Kendati negara-negara Eropa Barat dan Amerika Serikat (AS) telah menjatuhkan sanksi ekonomi terhadap Rusia namun sanksi tersebut dianggap tidak akan efektif karena tiga alasan.
"Pertama, sanksi ekonomi baru akan terasa di level masyarakat Rusia dan para elit dalam waktu 6 bulan bahkan satu tahun ke depan," kata Hikmahanto dalam keterangannya, Jumat, 25 Februari 2022.
Kedua lanjut Hikmahanto, Rusia harus dibedakan dengan Iran atau pun Korea Utara yang masih sangat bergantung pada banyak negara.
"Ketiga Rusia akan dibantu oleh sekutu-sekutunya bahkan oleh China yang melihat potensi keuntungan secara finansial," ujarnya.
Dia mengatakan, penyelesaian melalui Dewan Keamanan Perserikatan Bangsa-Bangsa (DK PBB) pun tidak akan membuahkan hasil. Pasalnya di dalam DK PBB ada Rusia yang merupakan anggota tetap yang memiliki hak veto.
"Apapun draft resolusi yang bertujuan untuk melumpuhkan Rusia secara militer akan diveto oleh Rusia," kata Hikmahanto.
Menurut Hikmahanto, satu-satunya upaya terbuka untuk penyelesaian damai adalah melalui Majelis Umum PBB. Dalam Majelis Umum PBB tidak ada hak veto dan semua negara anggota memiliki satu suara yang sama.
"Disamping dalam Majelis Umum PBB semua negara anggota bisa berperan," ujarnya.
Dalam sejarahnya, lanjut Hikmahanto, Majelis Umum PBB pernah melaksanakan tugas menjaga perdamaian saat pecah perang di Semenanjung Korea pada 1950. Kala itu, Majelis Umum PBB mengeluarkan resolusi yang disebut sebagai Uniting For Peace.
"Dalam resolusi tersebut dapat meminta negara-negara yang bertikai untuk segera melakukan gencatan senjata," ujarnya.
Bila seruan ini tidak digubris maka Majelis Umum PBB dapat memberi mandat kepada negara-negara untuk mengerahkan pasukan terhadap negara yang tidak mematuhi gencatan senjata.
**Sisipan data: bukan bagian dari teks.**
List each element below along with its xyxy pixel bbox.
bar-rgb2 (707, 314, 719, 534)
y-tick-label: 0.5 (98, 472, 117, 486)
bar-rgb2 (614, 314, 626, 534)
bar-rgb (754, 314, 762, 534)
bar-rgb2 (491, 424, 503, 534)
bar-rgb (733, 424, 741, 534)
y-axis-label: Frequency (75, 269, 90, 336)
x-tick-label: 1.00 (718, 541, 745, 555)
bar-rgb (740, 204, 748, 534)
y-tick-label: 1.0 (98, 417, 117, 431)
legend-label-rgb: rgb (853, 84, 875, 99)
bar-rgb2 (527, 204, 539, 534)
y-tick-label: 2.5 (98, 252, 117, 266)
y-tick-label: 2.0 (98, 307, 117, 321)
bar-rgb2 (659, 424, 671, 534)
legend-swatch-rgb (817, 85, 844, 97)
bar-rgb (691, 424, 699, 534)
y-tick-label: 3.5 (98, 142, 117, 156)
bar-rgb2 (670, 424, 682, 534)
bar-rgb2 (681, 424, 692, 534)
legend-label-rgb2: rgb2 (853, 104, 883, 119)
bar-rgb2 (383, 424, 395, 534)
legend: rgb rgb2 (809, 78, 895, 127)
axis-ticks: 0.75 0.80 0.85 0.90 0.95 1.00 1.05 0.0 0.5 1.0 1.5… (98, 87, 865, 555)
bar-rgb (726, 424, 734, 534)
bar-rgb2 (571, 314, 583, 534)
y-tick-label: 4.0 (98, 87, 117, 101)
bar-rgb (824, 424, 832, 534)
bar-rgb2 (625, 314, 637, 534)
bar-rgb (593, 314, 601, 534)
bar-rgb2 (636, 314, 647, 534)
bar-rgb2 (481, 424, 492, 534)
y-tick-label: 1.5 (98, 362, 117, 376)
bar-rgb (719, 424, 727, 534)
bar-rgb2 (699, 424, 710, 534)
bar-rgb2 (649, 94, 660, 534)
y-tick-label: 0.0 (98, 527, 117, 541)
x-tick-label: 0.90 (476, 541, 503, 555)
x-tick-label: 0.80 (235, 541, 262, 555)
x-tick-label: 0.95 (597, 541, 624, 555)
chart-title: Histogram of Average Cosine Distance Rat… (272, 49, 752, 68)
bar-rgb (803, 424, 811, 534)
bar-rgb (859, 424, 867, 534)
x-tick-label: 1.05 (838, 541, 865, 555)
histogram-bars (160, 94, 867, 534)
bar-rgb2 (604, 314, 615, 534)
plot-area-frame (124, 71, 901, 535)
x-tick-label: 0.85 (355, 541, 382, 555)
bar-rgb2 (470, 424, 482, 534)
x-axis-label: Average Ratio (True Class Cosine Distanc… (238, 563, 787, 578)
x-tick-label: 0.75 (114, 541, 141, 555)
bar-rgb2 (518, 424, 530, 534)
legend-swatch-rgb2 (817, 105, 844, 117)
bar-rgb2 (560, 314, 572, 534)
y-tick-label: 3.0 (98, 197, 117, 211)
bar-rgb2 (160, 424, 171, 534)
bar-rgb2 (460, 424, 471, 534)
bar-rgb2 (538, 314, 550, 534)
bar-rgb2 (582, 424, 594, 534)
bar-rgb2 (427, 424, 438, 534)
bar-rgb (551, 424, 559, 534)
"Tentu proses di Majelis Umum PBB harus diinisiasi oleh sebuah negara anggota PBB. Indonesia dapat mengambil peran ini mengingat Indonesia saat ini memegang Presidensi G-20 dan memiliki kewajiban konstitusional untuk turut dalam ketertiban dunia," ujarnya.
Lebih jauh, Hikmahanto menyarankan Presiden Jokowi (Jokowi) mengutus Menteri Luar Negeri (Menlu) Retno Marsudi untuk melakukan shuttle diplomacy dengan melakukan pembicaraan ke berbagai pihak termasuk Sekjen PBB, Menlu Rusia, Menlu Ukraina, serta Menlu negara-negara Eropa Barat dan AS.
"Menlu juga perlu melakukan pembicaraan dengan menlu berbagai negara di Asia Afrika Eropa Timur hingga Amerika Latin mengingat bila saling serang yang terjadi di Ukraina dibiarkan terus akan menjadi cikal bakal PD III (Perang Dunia III)," imbuhnya.